Have a question you’d like Johnson to address? Or some yield results to send in? Leave him a message at 1-888-746-3311, send him a tweet (@wheatpete), or email him at [email protected].

Summary

  • Ontario soybean yields are incredible! Reports of field-wide averages of 82 bu/ac average, plots at 97 bu/ac, 100 bu/ac on the yield monitor. Are we teetering on a new record year?
  • 2016 perfect wheat year set a new record of 96.7 bu/ac. 48.3 bu/ac is the previous soybean record — the same jump would be 54.7 bu/ac for soys…can we do it?
  • Corn yields are better than anticipated, but not record setting.
  • Early winter wheat and winter barley is coming up and looking great, but why are those early harvested edible and soy fields not planted yet — GIVE YOUR HEAD A SHAKE, then get planting
  • Western Canada’s slow harvest has many farmers frustrated with a crop that won’t dry down. Hot temps had the early stuff roaring to harvest, but the late planted crop and later maturing crop is way behind and conditions are wet. What’s going on? It won’t dry down, even with glyphosate application, because of the swing from hot and dry to too cold — basically experienced a “killing frost” without a killing frost and the plant shut down. If you stop translocation, glyphosate isn’t going to move and kill the plant. Swath, or Reglone. It’s going to be slow.
  • Rust in forage oats — review: there’s no toxicity. Use a fungicide? Check your pre-harvest interval. For Folicure, for example, it’s six days… but why would you? You need 21 days for the product to even stop what disease is already there. Already at flag leaf? Too late. Spray early to prevent disease, or don’t bother. What about yield loss? 25% likely, possibly more, but no great data out there.
  • Q and A: Authority Supreme 16-months to re-plant to wheat?! Manufacturers says it’s OK.

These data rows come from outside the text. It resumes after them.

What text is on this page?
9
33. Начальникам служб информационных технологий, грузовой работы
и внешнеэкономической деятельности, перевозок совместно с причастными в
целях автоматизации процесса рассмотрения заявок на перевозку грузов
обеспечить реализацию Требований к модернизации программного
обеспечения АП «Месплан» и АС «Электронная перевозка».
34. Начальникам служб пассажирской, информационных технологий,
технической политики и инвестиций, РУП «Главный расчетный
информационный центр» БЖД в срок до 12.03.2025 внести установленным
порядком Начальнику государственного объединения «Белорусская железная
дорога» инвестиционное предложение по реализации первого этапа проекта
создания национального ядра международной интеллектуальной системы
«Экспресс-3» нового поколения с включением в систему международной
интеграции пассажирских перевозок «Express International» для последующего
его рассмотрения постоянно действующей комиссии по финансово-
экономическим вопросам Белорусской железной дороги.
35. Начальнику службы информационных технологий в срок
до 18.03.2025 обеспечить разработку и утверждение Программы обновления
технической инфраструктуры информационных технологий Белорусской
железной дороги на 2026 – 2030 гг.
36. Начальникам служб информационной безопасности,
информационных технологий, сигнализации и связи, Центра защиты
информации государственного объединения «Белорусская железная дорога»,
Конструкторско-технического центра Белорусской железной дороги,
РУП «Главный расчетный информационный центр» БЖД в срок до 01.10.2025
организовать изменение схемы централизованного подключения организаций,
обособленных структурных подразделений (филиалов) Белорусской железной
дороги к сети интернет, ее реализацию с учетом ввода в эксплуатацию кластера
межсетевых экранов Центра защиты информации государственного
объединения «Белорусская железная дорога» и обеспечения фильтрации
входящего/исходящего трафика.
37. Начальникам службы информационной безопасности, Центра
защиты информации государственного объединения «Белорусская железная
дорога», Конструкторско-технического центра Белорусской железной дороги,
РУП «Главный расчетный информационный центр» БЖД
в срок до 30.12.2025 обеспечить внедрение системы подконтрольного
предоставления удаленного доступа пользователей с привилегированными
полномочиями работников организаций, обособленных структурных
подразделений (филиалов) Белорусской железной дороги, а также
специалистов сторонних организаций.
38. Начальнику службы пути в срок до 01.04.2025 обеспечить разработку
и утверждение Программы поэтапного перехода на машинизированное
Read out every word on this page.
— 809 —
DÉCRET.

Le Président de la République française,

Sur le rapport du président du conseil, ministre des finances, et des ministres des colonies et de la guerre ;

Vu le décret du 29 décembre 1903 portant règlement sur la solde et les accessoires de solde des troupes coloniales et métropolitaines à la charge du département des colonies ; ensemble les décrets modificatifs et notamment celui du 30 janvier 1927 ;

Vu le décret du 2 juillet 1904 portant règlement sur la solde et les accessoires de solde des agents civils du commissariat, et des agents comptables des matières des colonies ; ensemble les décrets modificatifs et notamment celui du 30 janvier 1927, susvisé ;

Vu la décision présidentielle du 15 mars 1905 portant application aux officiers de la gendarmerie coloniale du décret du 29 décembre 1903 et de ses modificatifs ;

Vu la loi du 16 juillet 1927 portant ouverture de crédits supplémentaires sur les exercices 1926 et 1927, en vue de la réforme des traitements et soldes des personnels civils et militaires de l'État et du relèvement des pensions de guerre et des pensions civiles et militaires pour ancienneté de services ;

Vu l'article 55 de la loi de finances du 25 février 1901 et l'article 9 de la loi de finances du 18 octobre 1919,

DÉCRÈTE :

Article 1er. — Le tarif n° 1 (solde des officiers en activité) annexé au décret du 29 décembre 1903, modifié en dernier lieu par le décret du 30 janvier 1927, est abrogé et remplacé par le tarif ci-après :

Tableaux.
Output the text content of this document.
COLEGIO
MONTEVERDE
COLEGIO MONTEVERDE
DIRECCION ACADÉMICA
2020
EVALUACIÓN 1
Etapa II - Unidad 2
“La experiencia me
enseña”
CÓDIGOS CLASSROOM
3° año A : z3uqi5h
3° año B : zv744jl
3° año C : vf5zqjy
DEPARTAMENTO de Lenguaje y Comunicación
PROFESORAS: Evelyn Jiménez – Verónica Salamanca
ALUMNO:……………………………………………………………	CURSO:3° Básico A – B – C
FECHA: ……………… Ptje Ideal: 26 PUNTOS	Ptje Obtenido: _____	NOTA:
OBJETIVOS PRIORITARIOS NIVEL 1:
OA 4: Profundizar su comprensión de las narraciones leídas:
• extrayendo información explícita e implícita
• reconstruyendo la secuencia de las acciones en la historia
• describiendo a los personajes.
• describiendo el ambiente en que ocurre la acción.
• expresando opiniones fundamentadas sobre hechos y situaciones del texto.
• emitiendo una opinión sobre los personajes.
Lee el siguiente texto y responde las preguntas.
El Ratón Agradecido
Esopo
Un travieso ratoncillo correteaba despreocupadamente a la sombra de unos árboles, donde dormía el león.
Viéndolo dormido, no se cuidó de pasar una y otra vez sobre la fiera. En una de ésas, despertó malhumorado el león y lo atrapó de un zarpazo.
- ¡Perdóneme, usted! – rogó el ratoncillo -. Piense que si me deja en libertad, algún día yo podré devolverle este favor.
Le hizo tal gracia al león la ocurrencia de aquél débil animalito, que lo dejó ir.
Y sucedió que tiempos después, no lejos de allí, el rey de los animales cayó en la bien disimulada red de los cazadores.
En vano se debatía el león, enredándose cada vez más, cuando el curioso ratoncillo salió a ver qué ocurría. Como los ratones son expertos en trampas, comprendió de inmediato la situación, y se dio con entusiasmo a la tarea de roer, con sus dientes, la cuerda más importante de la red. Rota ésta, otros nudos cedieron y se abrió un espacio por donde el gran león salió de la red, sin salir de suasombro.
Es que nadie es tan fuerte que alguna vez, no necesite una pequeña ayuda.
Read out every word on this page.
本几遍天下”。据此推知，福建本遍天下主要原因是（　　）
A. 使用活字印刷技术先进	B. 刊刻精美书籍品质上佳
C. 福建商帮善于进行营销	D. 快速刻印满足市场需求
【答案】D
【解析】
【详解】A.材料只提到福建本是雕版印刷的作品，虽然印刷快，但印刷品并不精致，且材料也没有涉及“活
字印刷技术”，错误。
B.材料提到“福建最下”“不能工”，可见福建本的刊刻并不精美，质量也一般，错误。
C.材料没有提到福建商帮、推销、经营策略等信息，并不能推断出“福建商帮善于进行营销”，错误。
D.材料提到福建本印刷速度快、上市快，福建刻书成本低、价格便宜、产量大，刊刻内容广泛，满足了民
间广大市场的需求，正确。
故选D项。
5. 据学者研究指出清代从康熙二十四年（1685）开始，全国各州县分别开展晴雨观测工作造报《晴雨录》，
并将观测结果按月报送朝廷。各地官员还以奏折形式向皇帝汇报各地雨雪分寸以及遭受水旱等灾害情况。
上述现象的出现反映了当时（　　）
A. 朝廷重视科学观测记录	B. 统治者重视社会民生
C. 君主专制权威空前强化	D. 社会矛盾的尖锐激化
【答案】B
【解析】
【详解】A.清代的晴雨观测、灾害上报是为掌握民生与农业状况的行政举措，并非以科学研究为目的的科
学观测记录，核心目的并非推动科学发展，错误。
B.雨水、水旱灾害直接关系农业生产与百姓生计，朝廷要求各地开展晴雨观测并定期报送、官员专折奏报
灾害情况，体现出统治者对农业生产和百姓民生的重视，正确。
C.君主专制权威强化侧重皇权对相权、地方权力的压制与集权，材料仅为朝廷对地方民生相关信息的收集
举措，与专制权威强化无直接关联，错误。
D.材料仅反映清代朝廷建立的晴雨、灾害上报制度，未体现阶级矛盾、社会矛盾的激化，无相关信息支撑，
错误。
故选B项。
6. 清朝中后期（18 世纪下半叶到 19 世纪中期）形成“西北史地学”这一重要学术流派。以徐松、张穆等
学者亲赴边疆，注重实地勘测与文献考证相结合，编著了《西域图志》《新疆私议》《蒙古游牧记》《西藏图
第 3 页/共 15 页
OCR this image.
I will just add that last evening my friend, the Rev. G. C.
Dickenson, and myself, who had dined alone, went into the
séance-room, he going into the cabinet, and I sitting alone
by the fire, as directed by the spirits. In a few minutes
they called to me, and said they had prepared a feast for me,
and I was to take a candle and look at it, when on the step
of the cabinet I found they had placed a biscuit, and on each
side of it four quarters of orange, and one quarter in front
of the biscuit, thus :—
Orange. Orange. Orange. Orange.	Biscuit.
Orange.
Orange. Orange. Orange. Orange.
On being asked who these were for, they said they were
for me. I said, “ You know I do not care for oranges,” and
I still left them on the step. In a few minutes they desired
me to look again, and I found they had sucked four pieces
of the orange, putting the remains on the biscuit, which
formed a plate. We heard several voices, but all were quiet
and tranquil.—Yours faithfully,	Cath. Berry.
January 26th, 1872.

  • 2, 4-D ahead of wheat? Please don’t. 3% to 6% yield loss (but could be a wreck). Three weeks ahead is probably fine, but there are better products out there with zero risks. Choose those.
  • Canada fleabane control — no amount of spring tillage that will take it out of soybean
  • Wheat after alfalfa, how do I do that? 2 litres of glyphosate to kill the alfalfa, then go back in the spring with another herbicide with decent activity on alfalfa
  • N credit of red clover to winter wheat this fall? …well, the N may not be available that quickly. Better off with corn in the spring (about 30 pounds N)
  • How many plants per sq foot of red clover to get a full credit? Could be as low as one!
  • Plant alfalfa at freeze up and it’ll grow early? It won’t germinate until soil is 5 degrees C. It’ll wait!
  • When do you terminate red clover? The root mass doubles in October — kill it as late as possible. Tougher to control, but you get more band for your buck.
  • A stand in single-cut hay forever on shallow soils gave unbelievable yields in 2018. It’s because of all that water in 2017, perennial forage put down major roots. Spend some money on fertilizer next spring to repeat in 2019!